I'm The MotoStar!!
I have always had an obsession for flip phones or as they seem to call them now - clamshells! I always dug the styles & the shapes and thought that the coolest kind of cellphones to own are flipphones/clamshells, although the 5 cell phones that I at one time or the other have had have not been of that kind (Motorola T190, Samsung R220, Nokia 1100, Nokia 3310 & Sony Ericsson K500i). Well, now I own one myself and am feeling quite happy about it. I just went and exchanged my Sony Ericsson K500i and paid the rest for a snazzy, sexy, ultra-cool, futuristic looking Motorola RAZR V3i. Barely an hour old it is sitting in front of me, like a prized Alaskan Malamute or an expensive Persian cat (they are of the colour purple as well) and awaiting it's master while I type this. On a Sunday of all days, I was able to go to buy it at Penta-Menaka and even though they did not have it in stock with them, they got it for me from a friendly-rival shop across the street in GCDA shopping complex.
The Motorola RAZR ("RAZR" pronounced "razor"), at 13.9 mm thick, is a thin clamshell camera phone, with the most popular V3 model released in November 2004. The phone was initially regarded as an exclusive fashion phone, with a high price of $500 with service agreement. However, in 2005 the phone entered the mass-market as a mid-priced phone. As of February 2006, the phone markets in the UK for £89.99, in Australia for $299 from Virgin Mobile, in Mexico for $2999 from Telcel, in Canada for $449.99 (99.99 with a 3-year contract), and in the United States for $99.99 after rebate (from T-Mobile and Cingular Wireless, the original US carrier for the RAZR), making it an upper end-budget phone. Two of the phone's most prominent features are its thinness and the positioning of its internal antenna at the base below the mouthpiece.

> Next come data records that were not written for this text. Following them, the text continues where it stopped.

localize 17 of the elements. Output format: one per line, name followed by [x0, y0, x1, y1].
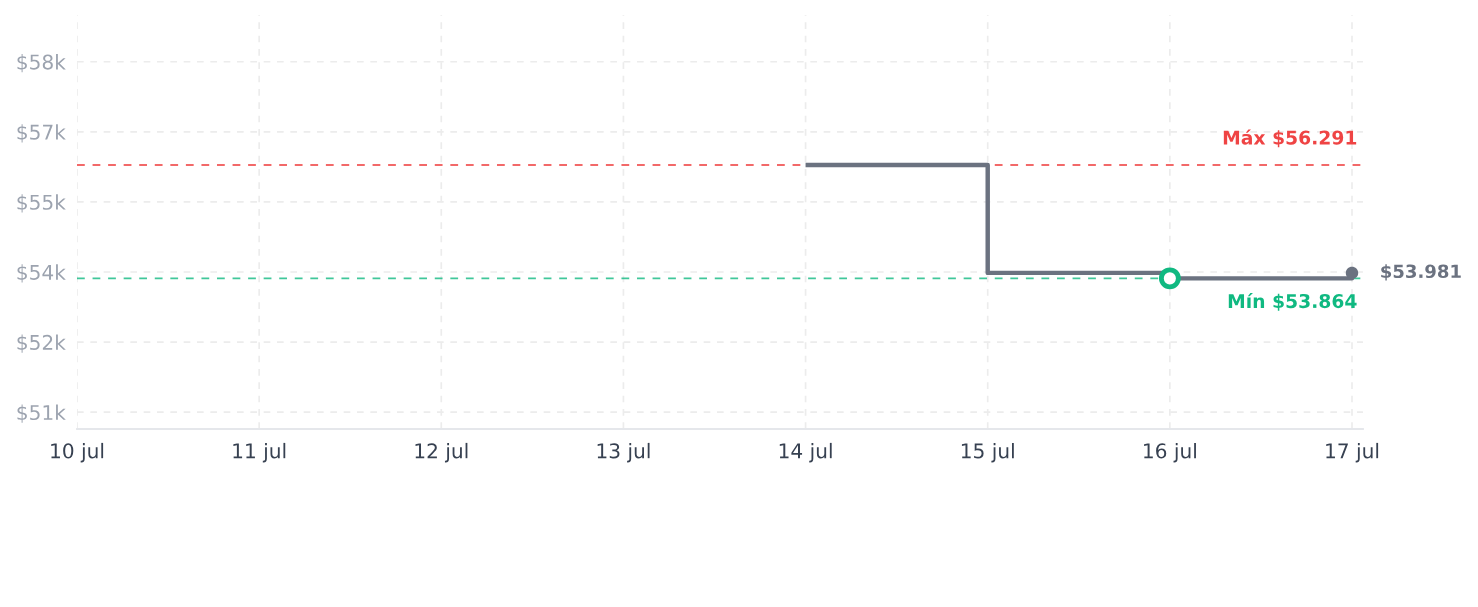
x-tick-label: 15 jul: [961, 442, 1014, 463]
x-tick-label: 14 jul: [779, 442, 832, 463]
y-tick-label: $52k: [17, 334, 66, 353]
ref-line-label: Máx $56.291: [1223, 129, 1357, 148]
x-tick-label: 12 jul: [415, 442, 468, 463]
x-tick-label: 16 jul: [1144, 442, 1196, 463]
x-tick-label: 11 jul: [233, 442, 286, 463]
y-tick-label: $54k: [17, 264, 66, 283]
ref-line-label: Mín $53.864: [1228, 292, 1357, 311]
y-tick-label: $51k: [17, 404, 66, 423]
y-tick-label: $57k: [17, 124, 66, 143]
x-tick-label: 17 jul: [1326, 442, 1379, 463]
annotation: $53.981: [1381, 264, 1461, 281]
x-tick-label: 13 jul: [597, 442, 650, 463]
x-tick-label: 10 jul: [51, 442, 104, 463]
y-tick-label: $55k: [17, 194, 66, 213]
y-tick-label: $58k: [17, 54, 66, 73]
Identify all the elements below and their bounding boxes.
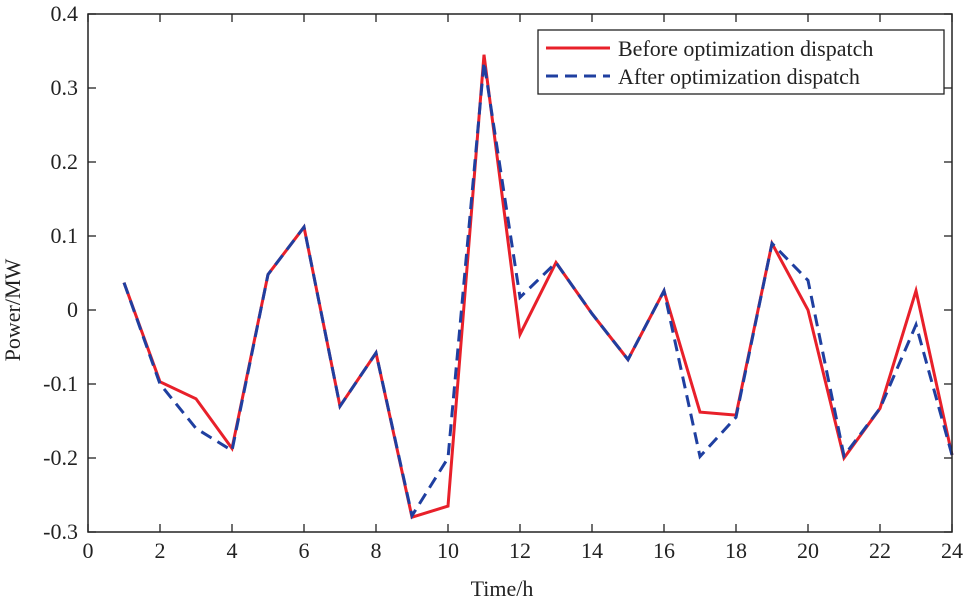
x-axis-title: Time/h xyxy=(471,576,534,601)
y-tick-label: -0.3 xyxy=(43,519,78,544)
x-tick-label: 14 xyxy=(581,538,603,563)
x-tick-label: 8 xyxy=(371,538,382,563)
x-tick-label: 2 xyxy=(155,538,166,563)
legend-label: After optimization dispatch xyxy=(618,64,860,89)
y-tick-label: 0.3 xyxy=(51,75,79,100)
legend-box xyxy=(537,29,945,95)
y-tick-label: 0.4 xyxy=(51,1,79,26)
y-tick-label: -0.1 xyxy=(43,371,78,396)
x-tick-label: 0 xyxy=(83,538,94,563)
series-line-after xyxy=(122,61,954,520)
x-tick-label: 22 xyxy=(869,538,891,563)
y-tick-label: 0.2 xyxy=(51,149,79,174)
y-tick-label: 0 xyxy=(67,297,78,322)
x-tick-label: 12 xyxy=(509,538,531,563)
series-line-before xyxy=(122,54,954,520)
y-tick-label: -0.2 xyxy=(43,445,78,470)
legend-label: Before optimization dispatch xyxy=(618,36,873,61)
x-tick-label: 10 xyxy=(437,538,459,563)
x-tick-label: 6 xyxy=(299,538,310,563)
legend: Before optimization dispatch After optimi… xyxy=(537,29,945,95)
y-tick-label: 0.1 xyxy=(51,223,79,248)
x-tick-label: 24 xyxy=(941,538,963,563)
x-tick-label: 20 xyxy=(797,538,819,563)
x-tick-label: 4 xyxy=(227,538,238,563)
y-axis-title: Power/MW xyxy=(0,258,25,361)
plot-frame xyxy=(87,13,953,533)
x-tick-label: 16 xyxy=(653,538,675,563)
x-tick-label: 18 xyxy=(725,538,747,563)
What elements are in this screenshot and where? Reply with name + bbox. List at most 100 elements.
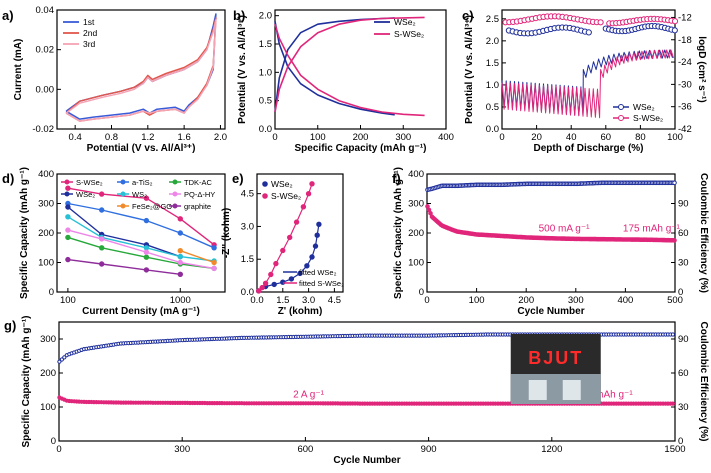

The RAZR V3i is the successor to the RAZR. It has excellent quality camera & video, mp3 capabilities, bluetooth, access to the web - it will do everything except shave my beard for me; even though ironically, it's name is RAZR!! It addresses some of the faults of the original V3, including a better (1.23 megapixel) camera with 8x digital zoom, support on some models for iTunes, a slightly better external display, and support for TransFlash/microSD cards. The phones looks have also been slightly tuned, and the initial colour is brushed metal. The phone was initially rumored to be the "Razr 2". This designation, however, turned out to be incorrect, as Motorola currently has a 'real' Razr 2 in the works.